23 April, 2011

April is the coolest month!

Actually, April's kind of a slog, I have to say. Brilliant autumn days that I mostly can't go out in, except to the dayjob.

Here I am on the third day of my Easter-weekend all-but-final-assault on the novel revisions. Have had one ordinary day, one good day and one very faffy morning. You, dear blog readers, are being faffed at right now. I am boring (yes, that's the operative word) through to the end-of-April deadline, and I think I will make it. I can't imagine what that will feel like; pretty much like not-having-an-albatross-around-my-neck, I expect.

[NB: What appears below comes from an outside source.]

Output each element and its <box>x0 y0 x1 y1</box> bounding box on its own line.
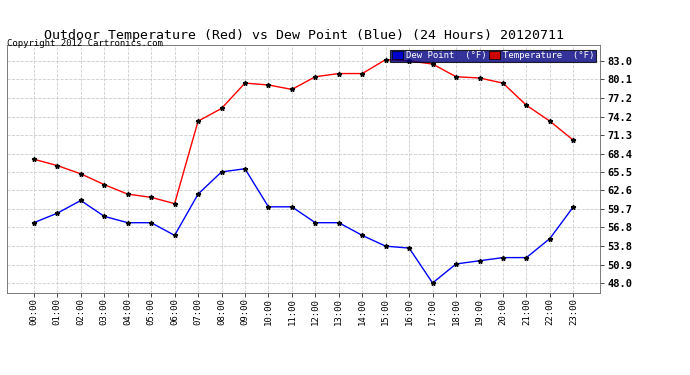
Legend: Dew Point  (°F), Temperature  (°F): Dew Point (°F), Temperature (°F) <box>391 50 595 62</box>
Text: Copyright 2012 Cartronics.com: Copyright 2012 Cartronics.com <box>7 39 163 48</box>
Title: Outdoor Temperature (Red) vs Dew Point (Blue) (24 Hours) 20120711: Outdoor Temperature (Red) vs Dew Point (… <box>43 30 564 42</box>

Pre-deadline upcoming wonderfulness includes the Vogel party. We are awarding the 30th Australian/Vogel's literary award to a writer whose name will only be revealed on Wednesday night, but the book will be available right away, having been through the editorial/publication process since we decided on our winner last August. This is going to be a Big Bash, with Fancy Guests from all over to celebrate 30 years of Vogelicious literature.

Post-deadline wonderfulness of course is all about flying away, away, with an absolutely jampacked-with-work three weeks in between the two trips.

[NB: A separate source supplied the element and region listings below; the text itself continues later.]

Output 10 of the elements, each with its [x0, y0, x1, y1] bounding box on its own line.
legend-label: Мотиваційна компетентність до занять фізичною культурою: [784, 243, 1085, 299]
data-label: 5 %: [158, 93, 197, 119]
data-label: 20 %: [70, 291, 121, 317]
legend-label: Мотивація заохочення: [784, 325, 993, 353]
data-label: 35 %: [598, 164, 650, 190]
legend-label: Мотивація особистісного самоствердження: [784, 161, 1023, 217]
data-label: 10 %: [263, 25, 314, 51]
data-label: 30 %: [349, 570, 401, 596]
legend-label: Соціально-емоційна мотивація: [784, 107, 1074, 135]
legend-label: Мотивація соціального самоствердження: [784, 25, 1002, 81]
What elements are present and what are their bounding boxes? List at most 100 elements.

So I promise to get interesting soon. But for the moment it's all just scribble-scribble-scribble, sit and think, then scribble some more.

So why don't you go and look at this wiggly dancing by Lil Buck and Yo Yo Ma (via @Gwenda)?

UPDATE: The Australian/Vogel shortlistees are published in the Australian today. They are: Jade Maitre, for A Short Death, Rohan Wilson, for The Roving Party, and Romy Ash for Floundering. *zips lips, waits for Wednesday*

09 April, 2011

Also,

the zombies won. Less said the better about that, don't you think?

'...the pleasure of storytelling is palpable.'

So says Delia Falconer in the Australian this morning, of Yellowcake.
...the overwhelming strength of Lanagan's writing is its pungent physicality. Like good animation, these stories are feats of magical imagining that live through their precise feel for objects' movement and weight. In 'Night of the Firstlings'...the mephitic wind that kills the unprotected first-born brings death with all its terror and smells, while the Red Sea parts to reveal an uneven and terrifyingly naked ocean floor.
That's nice, eh?

I'm up to my ears re-revising the selkie novel at the moment, so haven't got a lot to say—except, hey, writing is hard, but fun, but maddening, but so satisfying when it's going well (as it sometimes is). I will come up for air in May to go to New Zealand, and preparations are also in train for the Clarion West trip in June and July.

I hope you're all sleeping well, eating lots of fresh food, and finding plenty of good reading, online and elsewhere.